Ce statut, quand il renvoie à un mode de fonctionnement anonyme et stéréotypé, peut être un réel frein face aux besoins nouveaux, en termes de souplesse et d'adaptabilité liés aux accélérations et exigences d'un marché de l'emploi, toujours plus pressé et tendu.

 

A l'heure de la mondialisation, cette "catégorie cadre", référencement exclusivement français, s'accompagne d'une certaine opacité quant aux critères retenus pour en faire partie.

 

Dans une logique française éloignée des réalités économiques, le diplôme est, a priori, "le sésame" qui donne du travail et garantit le statut cadre.

D'ailleurs de façon récurrente, la presse française rend compte "des diplômes qui garantissent un emploi" [sic].
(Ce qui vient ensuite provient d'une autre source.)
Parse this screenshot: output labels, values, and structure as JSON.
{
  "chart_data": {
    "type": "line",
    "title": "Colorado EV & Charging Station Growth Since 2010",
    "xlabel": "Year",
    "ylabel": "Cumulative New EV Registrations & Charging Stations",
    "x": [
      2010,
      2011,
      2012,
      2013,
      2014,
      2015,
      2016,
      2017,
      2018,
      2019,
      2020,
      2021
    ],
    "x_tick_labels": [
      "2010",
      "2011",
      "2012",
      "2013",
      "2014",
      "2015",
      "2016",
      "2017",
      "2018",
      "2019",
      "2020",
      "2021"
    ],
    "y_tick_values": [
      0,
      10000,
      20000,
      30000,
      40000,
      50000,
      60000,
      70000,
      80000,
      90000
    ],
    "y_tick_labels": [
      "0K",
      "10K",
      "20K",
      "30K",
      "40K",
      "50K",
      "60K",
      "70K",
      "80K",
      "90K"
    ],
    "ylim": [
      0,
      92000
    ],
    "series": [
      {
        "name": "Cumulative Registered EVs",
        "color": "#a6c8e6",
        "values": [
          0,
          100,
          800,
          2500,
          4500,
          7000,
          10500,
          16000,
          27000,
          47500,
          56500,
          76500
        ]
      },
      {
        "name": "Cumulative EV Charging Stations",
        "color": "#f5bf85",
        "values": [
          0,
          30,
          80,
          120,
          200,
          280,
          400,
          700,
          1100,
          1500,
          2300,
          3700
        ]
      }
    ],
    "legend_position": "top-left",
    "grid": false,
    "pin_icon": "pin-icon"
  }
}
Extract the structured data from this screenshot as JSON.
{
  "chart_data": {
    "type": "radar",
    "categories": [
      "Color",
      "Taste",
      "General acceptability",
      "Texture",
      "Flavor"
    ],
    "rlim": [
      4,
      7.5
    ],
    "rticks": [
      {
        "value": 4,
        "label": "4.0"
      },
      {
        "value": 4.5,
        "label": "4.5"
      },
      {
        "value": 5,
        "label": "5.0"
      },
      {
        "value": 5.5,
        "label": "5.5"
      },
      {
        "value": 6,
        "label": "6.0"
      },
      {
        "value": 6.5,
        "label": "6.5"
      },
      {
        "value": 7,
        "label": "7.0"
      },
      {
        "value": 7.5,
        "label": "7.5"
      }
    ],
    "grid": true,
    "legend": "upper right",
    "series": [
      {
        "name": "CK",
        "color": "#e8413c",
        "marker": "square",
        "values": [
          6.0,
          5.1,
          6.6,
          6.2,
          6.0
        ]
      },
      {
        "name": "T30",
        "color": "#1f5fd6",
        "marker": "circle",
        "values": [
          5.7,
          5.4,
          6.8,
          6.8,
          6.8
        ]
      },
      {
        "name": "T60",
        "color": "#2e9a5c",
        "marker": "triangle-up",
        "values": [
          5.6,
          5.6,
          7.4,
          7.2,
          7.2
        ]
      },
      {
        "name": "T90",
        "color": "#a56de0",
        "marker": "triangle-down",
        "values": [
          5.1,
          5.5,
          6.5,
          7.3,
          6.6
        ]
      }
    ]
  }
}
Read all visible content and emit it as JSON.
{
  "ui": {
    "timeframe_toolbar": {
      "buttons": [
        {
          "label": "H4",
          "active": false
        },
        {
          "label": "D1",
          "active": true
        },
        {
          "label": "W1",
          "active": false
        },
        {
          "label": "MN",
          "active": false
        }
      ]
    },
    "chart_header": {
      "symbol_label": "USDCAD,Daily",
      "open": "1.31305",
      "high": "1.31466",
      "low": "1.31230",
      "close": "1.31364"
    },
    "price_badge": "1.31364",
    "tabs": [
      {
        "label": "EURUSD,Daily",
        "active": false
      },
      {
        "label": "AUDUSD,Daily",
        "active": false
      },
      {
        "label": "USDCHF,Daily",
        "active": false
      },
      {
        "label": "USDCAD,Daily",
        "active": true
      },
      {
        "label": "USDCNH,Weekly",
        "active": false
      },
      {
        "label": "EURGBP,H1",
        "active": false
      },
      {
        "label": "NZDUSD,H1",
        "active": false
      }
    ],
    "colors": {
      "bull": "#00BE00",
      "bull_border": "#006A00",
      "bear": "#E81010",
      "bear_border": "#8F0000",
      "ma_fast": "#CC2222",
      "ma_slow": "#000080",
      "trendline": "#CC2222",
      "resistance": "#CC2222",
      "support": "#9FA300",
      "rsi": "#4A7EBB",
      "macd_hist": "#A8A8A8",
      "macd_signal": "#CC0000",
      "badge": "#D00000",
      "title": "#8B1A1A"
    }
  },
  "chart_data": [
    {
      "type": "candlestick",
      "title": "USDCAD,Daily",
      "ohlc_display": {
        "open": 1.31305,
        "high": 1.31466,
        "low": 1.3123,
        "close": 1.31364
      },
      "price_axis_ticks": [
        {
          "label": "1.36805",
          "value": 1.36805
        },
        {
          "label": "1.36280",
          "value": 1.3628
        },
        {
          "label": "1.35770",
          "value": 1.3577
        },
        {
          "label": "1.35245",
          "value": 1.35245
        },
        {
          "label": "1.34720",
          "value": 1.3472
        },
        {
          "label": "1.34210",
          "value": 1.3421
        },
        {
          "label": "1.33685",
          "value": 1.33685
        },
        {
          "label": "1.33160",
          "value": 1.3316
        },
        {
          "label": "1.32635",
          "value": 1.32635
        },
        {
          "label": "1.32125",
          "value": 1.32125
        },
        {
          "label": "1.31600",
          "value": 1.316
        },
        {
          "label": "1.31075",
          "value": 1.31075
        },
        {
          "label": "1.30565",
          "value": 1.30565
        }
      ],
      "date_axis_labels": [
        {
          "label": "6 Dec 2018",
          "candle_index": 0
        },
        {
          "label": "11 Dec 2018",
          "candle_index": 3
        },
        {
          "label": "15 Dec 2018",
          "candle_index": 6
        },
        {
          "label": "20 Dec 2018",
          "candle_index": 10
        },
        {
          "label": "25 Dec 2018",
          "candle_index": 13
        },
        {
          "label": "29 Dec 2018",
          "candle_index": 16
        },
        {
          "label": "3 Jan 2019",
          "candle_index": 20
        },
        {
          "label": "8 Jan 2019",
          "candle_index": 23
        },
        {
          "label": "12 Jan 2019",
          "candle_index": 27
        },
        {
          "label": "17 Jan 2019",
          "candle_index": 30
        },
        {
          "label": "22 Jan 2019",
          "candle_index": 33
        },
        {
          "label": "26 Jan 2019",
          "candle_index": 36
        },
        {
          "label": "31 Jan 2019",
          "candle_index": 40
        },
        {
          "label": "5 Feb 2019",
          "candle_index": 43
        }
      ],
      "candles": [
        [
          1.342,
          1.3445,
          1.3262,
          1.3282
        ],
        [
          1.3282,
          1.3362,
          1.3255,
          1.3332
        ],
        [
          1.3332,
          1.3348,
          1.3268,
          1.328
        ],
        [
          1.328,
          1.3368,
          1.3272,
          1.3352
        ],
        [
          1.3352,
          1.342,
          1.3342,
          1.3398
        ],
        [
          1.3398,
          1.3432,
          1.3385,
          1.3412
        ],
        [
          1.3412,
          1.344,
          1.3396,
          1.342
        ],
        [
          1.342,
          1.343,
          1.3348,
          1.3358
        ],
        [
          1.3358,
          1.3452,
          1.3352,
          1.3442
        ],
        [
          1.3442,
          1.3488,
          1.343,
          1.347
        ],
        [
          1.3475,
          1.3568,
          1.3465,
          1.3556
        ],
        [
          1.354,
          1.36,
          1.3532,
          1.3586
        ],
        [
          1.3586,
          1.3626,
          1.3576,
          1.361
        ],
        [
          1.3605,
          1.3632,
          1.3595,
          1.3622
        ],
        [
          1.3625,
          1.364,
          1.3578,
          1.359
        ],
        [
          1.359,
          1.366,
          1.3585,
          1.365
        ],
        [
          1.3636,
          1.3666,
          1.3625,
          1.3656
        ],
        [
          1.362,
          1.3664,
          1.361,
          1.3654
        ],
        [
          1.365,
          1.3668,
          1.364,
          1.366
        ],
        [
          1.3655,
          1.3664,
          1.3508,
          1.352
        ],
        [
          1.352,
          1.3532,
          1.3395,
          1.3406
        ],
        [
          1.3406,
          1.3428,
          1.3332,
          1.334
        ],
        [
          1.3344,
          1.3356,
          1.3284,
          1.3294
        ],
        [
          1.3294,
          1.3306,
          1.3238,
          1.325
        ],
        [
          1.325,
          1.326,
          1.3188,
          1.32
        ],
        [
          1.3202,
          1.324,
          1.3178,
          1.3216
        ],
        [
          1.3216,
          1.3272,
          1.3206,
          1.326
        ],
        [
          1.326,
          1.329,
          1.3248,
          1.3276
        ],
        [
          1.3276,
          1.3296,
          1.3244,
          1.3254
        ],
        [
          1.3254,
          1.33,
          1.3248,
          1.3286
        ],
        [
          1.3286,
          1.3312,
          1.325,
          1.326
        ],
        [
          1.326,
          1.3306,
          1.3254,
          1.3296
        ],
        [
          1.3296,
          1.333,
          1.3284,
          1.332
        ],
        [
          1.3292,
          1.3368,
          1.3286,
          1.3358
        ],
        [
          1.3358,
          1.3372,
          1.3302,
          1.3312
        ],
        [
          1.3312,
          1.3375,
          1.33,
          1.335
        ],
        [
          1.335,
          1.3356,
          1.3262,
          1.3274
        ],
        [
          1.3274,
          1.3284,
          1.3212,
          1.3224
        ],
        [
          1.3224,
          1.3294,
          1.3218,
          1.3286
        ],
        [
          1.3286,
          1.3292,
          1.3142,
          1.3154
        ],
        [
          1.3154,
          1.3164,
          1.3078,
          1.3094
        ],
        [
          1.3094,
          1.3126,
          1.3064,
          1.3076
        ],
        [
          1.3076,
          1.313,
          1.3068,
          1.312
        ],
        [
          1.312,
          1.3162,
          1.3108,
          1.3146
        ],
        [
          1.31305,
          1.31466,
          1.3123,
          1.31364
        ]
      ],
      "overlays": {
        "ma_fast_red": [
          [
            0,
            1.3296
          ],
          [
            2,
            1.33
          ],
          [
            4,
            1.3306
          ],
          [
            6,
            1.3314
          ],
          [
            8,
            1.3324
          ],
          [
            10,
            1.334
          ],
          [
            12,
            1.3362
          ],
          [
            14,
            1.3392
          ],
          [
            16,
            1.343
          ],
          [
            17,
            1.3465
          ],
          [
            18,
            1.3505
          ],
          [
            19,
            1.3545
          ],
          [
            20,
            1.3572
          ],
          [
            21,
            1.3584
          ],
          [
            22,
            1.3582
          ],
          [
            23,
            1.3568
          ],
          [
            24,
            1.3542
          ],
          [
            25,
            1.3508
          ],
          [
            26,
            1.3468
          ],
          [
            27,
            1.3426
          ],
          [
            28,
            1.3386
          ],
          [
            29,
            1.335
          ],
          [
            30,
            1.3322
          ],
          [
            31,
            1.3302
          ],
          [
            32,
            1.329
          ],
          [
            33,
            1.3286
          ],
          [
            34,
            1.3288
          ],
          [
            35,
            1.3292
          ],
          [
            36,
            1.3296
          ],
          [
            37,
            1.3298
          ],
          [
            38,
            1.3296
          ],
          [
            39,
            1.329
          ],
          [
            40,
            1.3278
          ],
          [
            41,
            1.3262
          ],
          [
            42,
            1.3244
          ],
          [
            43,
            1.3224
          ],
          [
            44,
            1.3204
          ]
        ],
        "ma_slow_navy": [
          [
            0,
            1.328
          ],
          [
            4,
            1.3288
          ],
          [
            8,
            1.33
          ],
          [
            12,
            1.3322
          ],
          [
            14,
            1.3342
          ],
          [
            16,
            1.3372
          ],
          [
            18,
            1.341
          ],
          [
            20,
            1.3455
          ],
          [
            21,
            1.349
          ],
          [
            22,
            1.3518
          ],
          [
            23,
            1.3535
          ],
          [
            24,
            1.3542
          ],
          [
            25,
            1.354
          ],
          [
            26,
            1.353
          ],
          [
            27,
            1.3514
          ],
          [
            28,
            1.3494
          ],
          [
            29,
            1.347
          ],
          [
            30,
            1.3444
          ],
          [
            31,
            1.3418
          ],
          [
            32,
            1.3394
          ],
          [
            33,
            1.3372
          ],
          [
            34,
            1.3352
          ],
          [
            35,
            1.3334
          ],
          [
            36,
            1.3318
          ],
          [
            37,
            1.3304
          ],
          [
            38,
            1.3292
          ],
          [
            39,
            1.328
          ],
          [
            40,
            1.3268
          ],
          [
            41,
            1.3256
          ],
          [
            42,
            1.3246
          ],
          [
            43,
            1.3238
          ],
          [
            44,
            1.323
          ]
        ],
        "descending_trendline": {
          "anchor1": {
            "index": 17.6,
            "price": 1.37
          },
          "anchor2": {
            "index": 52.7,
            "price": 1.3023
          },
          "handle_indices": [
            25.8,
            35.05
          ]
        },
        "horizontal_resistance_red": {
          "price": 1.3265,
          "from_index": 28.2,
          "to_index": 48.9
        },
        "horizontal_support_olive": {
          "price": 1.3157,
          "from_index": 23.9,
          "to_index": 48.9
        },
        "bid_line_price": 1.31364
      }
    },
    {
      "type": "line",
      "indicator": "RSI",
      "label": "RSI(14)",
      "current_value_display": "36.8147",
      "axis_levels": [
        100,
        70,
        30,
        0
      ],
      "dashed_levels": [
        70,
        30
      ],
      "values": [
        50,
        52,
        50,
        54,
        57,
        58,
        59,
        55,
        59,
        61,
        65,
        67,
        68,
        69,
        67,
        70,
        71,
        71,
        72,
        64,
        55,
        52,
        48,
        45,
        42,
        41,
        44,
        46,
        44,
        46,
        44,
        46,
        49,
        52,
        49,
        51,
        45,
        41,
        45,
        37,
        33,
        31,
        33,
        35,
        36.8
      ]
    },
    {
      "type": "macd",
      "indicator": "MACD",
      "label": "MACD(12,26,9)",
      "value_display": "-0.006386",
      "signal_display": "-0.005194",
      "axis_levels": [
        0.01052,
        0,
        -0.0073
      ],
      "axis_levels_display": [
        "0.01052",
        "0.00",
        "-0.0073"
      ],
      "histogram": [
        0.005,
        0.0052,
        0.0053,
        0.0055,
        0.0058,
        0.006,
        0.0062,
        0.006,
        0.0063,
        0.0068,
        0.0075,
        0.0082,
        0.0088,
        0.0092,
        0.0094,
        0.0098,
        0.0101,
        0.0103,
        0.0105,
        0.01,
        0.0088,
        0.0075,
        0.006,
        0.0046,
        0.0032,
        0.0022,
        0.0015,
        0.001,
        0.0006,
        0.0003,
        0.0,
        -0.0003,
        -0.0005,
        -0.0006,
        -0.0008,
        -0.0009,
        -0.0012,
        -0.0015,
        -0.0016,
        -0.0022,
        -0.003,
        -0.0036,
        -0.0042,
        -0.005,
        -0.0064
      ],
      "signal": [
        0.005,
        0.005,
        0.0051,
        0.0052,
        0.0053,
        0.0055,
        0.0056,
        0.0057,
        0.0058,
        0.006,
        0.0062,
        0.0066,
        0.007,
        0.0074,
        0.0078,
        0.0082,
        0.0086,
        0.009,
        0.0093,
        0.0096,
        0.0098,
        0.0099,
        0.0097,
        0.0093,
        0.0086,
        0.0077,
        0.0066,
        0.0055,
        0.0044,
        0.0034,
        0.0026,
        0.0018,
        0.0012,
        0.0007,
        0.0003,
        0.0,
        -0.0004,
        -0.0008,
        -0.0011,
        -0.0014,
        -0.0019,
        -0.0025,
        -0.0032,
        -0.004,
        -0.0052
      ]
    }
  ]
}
Ce principe, singulier, affiché sans être vérifié, largement repris et relayé par l'ensemble des Institutionnels et des médias, suscite confusion et génère un énorme malentendu.

 

Il est ainsi possible de croiser un Chef de groupe en charge d'un centre d'appels, au statut de non- cadre mais qualifié de "manager" et de rencontrer un Chef d'atelier aux tâches et responsabilités multiples de gestion /encadrement /logistique /prévision/ ne bénéficiant pas de ce statut, alors qu'il en assure toutes les fonctions.

 

Au-delà de cette spécificité française, partout ailleurs, un cadre ou "manager" est d'abord une personne "en charge et responsabilité", capable de prévoir/décider/organiser/mobiliser/évaluer.

 

Ce classement automatique et catégoriel des cadres à partir d'un seul déterminant, diplômant, peut expliquer le glissement progressif observé, entre une revendication catégorielle très prisée et la réalité des fonctions assumées.

 

 

 

Nous pensons que la dégradation du statut de cadre et les contresens entretenus autour de cette catégorie, conduisent tout simplement à de nombreuses difficultés pointant surtout, une absence de projet professionnel.

 

Une certitude : le cadre doit maintenir et renforcer son employabilité tout au long de sa vie professionnelle. C'est une évidence trop souvent négligée, dans un schéma de développement de carrière très codifié.

 

Il en est de même du pouvoir de proposition et de la force d'innovation, qui ne sont pas les points forts de ces parcours linéaires, structurés et hiérarchisés.

 

Il est clair que le malaise des cadres n'est pas une posture mais une réalité, quand il s'agit de se réapproprier un devenir professionnel et de se réinventer de nouveaux segments d'activités et/ou champs d'intervention.

 

Ainsi et contrairement aux apparences et aux idées reçues relayées par les Institutionnels et les Medias, les cadres ne sont pas mieux "armés" que d'autres publics moins qualifiés, pour engager et mener avec succès et sereinement une recherche d'emploi intelligente, raisonnée et argumentée.

 

Au-delà de cette incompréhension entretenue, la révision des politiques publiques, les nouveaux choix prioritaires retenus, associés aux drastiques restrictions budgétaires, conduisent au désengagement progressif de l'ensemble des partenaires institutionnels, sur ce segment précis de l'accompagnement des cadres à l'emploi.

 

En dépit des turbulences conjoncturelles et des blocages constatés, FEE fidèle à son engagement associatif citoyen, forte dans ses convictions, souhaite poursuivre son travail quotidien et être présent sur le terrain pour accompagner les cadres, techniciens étudiants et jeunes diplômés vers une insertion professionnelle réussie.

 

Association reconnue d'intérêt général, FEE se mobilise au service du plus grand nombre, sans exclure, loin s'en faut, les cadres qui ne bénéficient d'aucun statut privilégié face à l'emploi.